Dr. Tom Melham FRSE FBCS CEng is a professor of computer science at the University of Oxford and a fellow of Balliol College. Melham’s research is focused on mathematical methods for assuring the quality and correctness of digital hardware and software systems. Alongside this, his research interests include AI and technology in legal services and the justice system, as well as testing and evaluating AI-based systems. He also works in computer-aided dispute resolution and was the lead technical co-author of a landmark LawtechUK study on online dispute resolution for SMEs. Melham serves on the Board of Trustees of the Alan Turing Institute, the UK’s national institute for AI and data science. He is a chartered engineer and a Fellow of the British Computer Society and the Royal Society of Edinburgh.

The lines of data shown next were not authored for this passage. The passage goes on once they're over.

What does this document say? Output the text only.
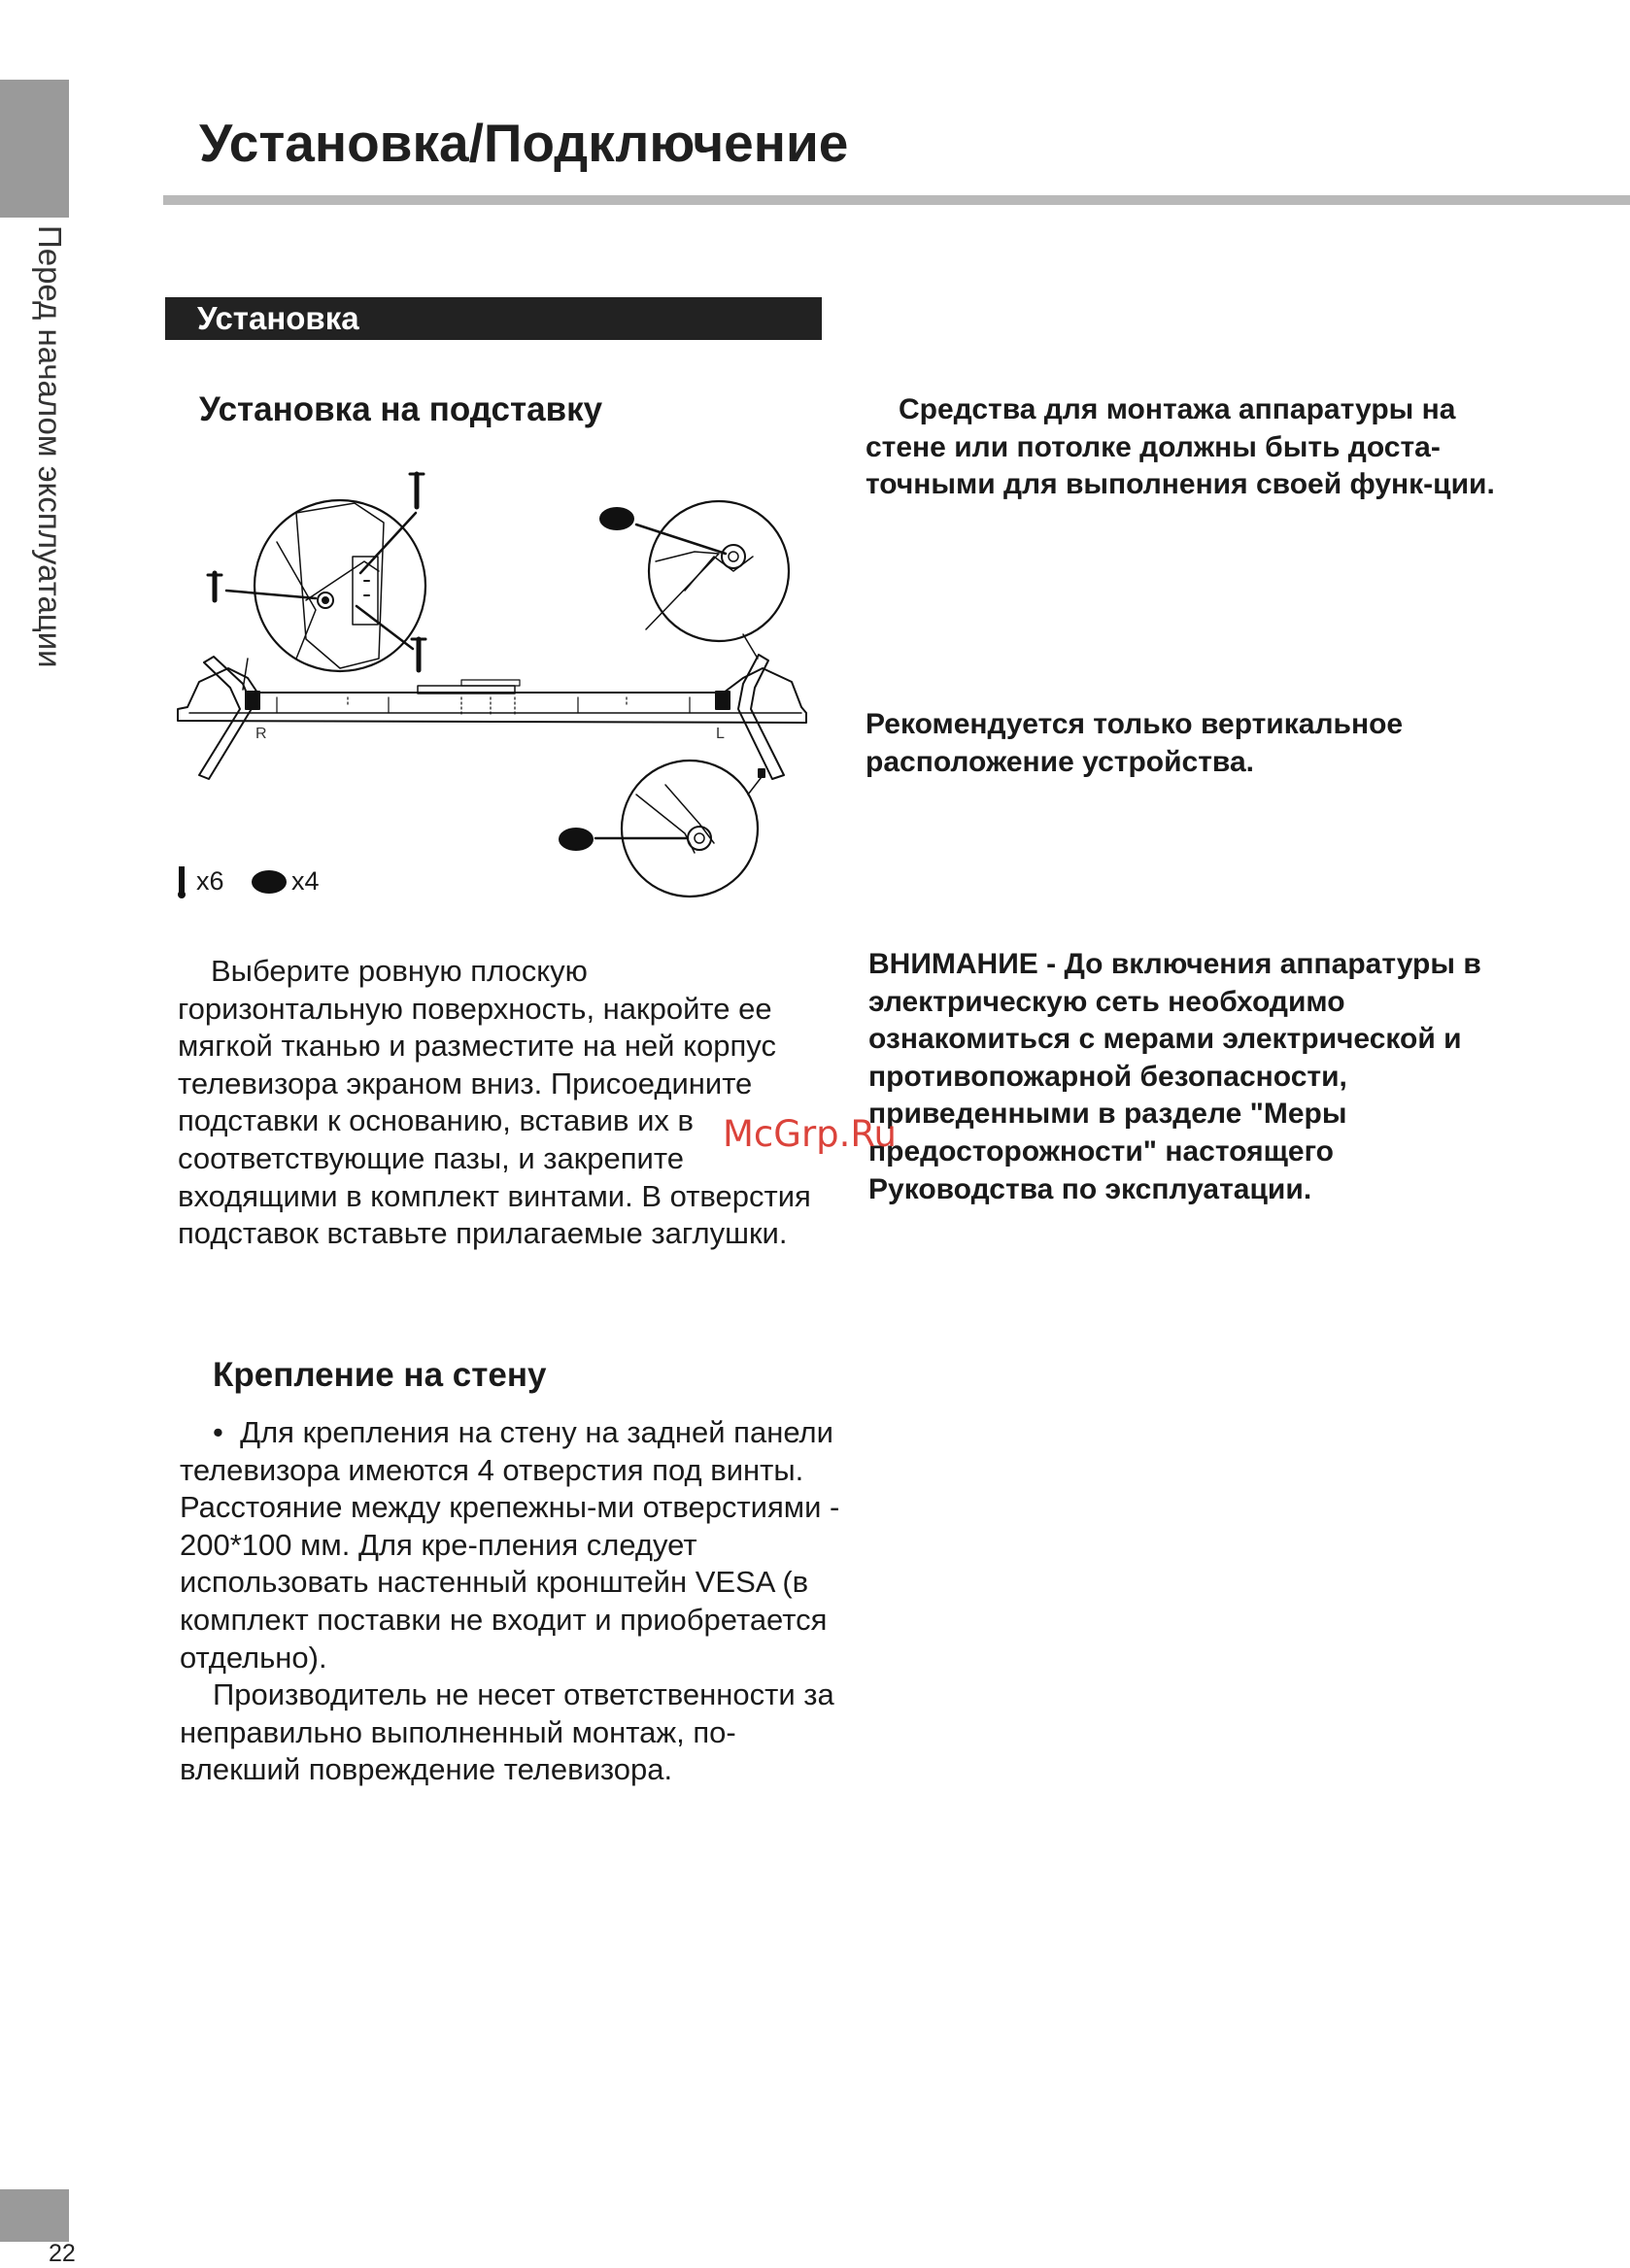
Перед началом эксплуатации
22
Установка/Подключение
Установка
Установка на подставку
R	L
x6	x4
Выберите ровную плоскую горизонтальную поверхность, накройте ее мягкой тканью и разместите на ней корпус телевизора экраном вниз. Присоедините подставки к основанию, вставив их в соответствующие пазы, и закрепите входящими в комплект винтами. В отверстия подставок вставьте прилагаемые заглушки.
Крепление на стену

• Для крепления на стену на задней панели телевизора имеются 4 отверстия под винты. Расстояние между крепежны-ми отверстиями - 200*100 мм. Для кре-пления следует использовать настенный кронштейн VESA (в комплект поставки не входит и приобретается отдельно).

Производитель не несет ответственности за неправильно выполненный монтаж, по-влекший повреждение телевизора.

Средства для монтажа аппаратуры на стене или потолке должны быть доста-точными для выполнения своей функ-ции.
Рекомендуется только вертикальное расположение устройства.
ВНИМАНИЕ - До включения аппаратуры в электрическую сеть необходимо ознакомиться с мерами электрической и противопожарной безопасности, приведенными в разделе "Меры предосторожности" настоящего Руководства по эксплуатации.
McGrp.Ru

Maggie Mustaklem is a design lead and doctoral researcher focusing on the implications of AI in design. Her research project, Design Interrupted, centers on the “everyday AI” in platforms like Pinterest and Instagram (increasingly generative tools) designers and architects use to search for inspiration. She is interested in how these tools may be flattening what designers see for inspiration, influencing what they ultimately produce. Mustaklem holds a master’s in history of design from the Royal College of Art and Victoria & Albert Museum and a bachelor’s in psychology from the University of Michigan.
Pireeni Sundaralingam is a cognitive scientist trained at Oxford and MIT. She has held posts as Principal Advisor for Human Potential for the United Nations initiative UNLive and led research at Silicon Valley’s Center for Humane Technology. Her consulting firm, Neuro-Resilience Consulting, specializes in optimizing conditions for human innovation and decision-making. Sundaralingam is also an award-winning poet whose work has been translated into five languages and is currently College Poet Laureate and InterDisciplinary Catalyst at University College, University of Oxford.

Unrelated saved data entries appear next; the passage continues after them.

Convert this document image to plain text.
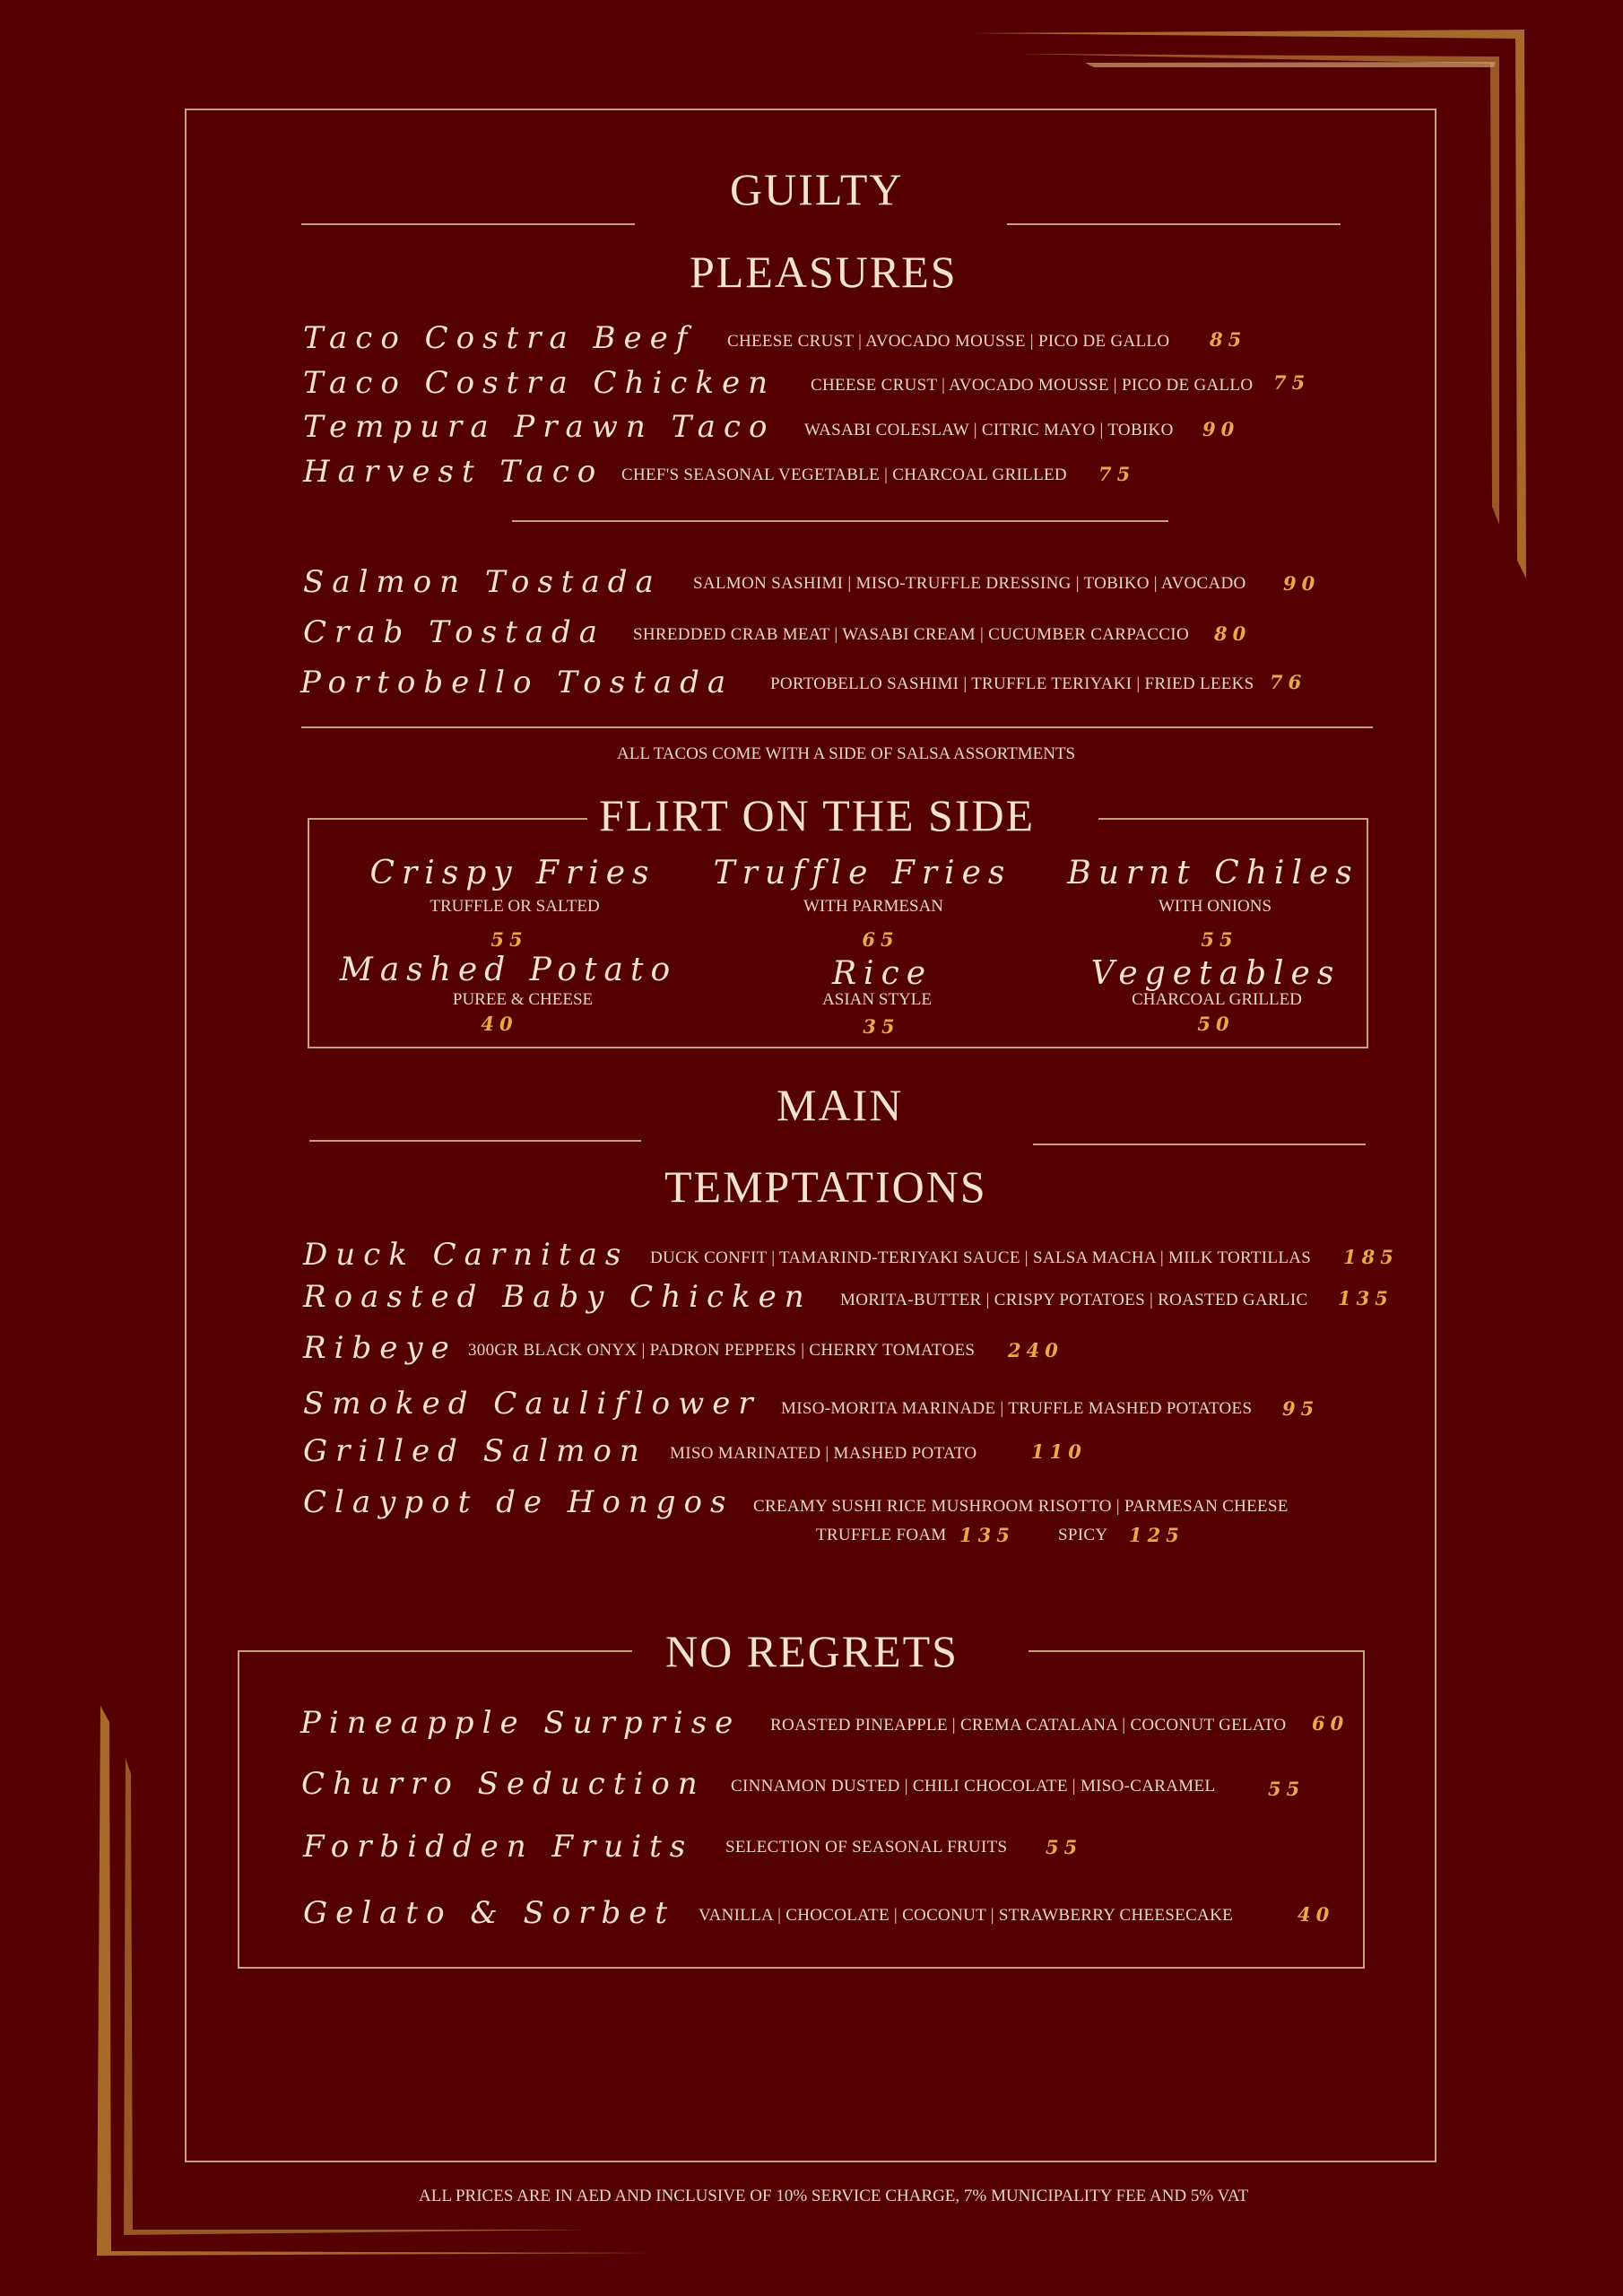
GUILTY
PLEASURES
Taco Costra Beef CHEESE CRUST | AVOCADO MOUSSE | PICO DE GALLO 85
Taco Costra Chicken CHEESE CRUST | AVOCADO MOUSSE | PICO DE GALLO 75
Tempura Prawn Taco WASABI COLESLAW | CITRIC MAYO | TOBIKO 90
Harvest Taco CHEF'S SEASONAL VEGETABLE | CHARCOAL GRILLED 75
Salmon Tostada SALMON SASHIMI | MISO-TRUFFLE DRESSING | TOBIKO | AVOCADO 90
Crab Tostada SHREDDED CRAB MEAT | WASABI CREAM | CUCUMBER CARPACCIO 80
Portobello Tostada PORTOBELLO SASHIMI | TRUFFLE TERIYAKI | FRIED LEEKS 76
ALL TACOS COME WITH A SIDE OF SALSA ASSORTMENTS
FLIRT ON THE SIDE
Crispy Fries
TRUFFLE OR SALTED
55
Truffle Fries
WITH PARMESAN
65
Burnt Chiles
WITH ONIONS
55
Mashed Potato
PUREE & CHEESE
40
Rice
ASIAN STYLE
35
Vegetables
CHARCOAL GRILLED
50
MAIN
TEMPTATIONS
Duck Carnitas DUCK CONFIT | TAMARIND-TERIYAKI SAUCE | SALSA MACHA | MILK TORTILLAS 185
Roasted Baby Chicken MORITA-BUTTER | CRISPY POTATOES | ROASTED GARLIC 135
Ribeye 300GR BLACK ONYX | PADRON PEPPERS | CHERRY TOMATOES 240
Smoked Cauliflower MISO-MORITA MARINADE | TRUFFLE MASHED POTATOES 95
Grilled Salmon MISO MARINATED | MASHED POTATO	110
Claypot de Hongos CREAMY SUSHI RICE MUSHROOM RISOTTO | PARMESAN CHEESE
TRUFFLE FOAM 135	SPICY 125
NO REGRETS
Pineapple Surprise ROASTED PINEAPPLE | CREMA CATALANA | COCONUT GELATO 60
Churro Seduction CINNAMON DUSTED | CHILI CHOCOLATE | MISO-CARAMEL	55
Forbidden Fruits SELECTION OF SEASONAL FRUITS 55
Gelato & Sorbet VANILLA | CHOCOLATE | COCONUT | STRAWBERRY CHEESECAKE	40
ALL PRICES ARE IN AED AND INCLUSIVE OF 10% SERVICE CHARGE, 7% MUNICIPALITY FEE AND 5% VAT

Dr. Vincent Wang-Maścianica is a research scientist affiliated with the Compositional Intelligence branch of Quantinuum and the Human Centred AI Lab at St. Catherine's College, both in Oxford, where he was trained in mathematics and computer Science. Wang-Maścianica develops and works with high-level yet intuitively accessible visual reasoning languages for complex systems, including models of human cognition, natural language, and computation, both quantum and classical.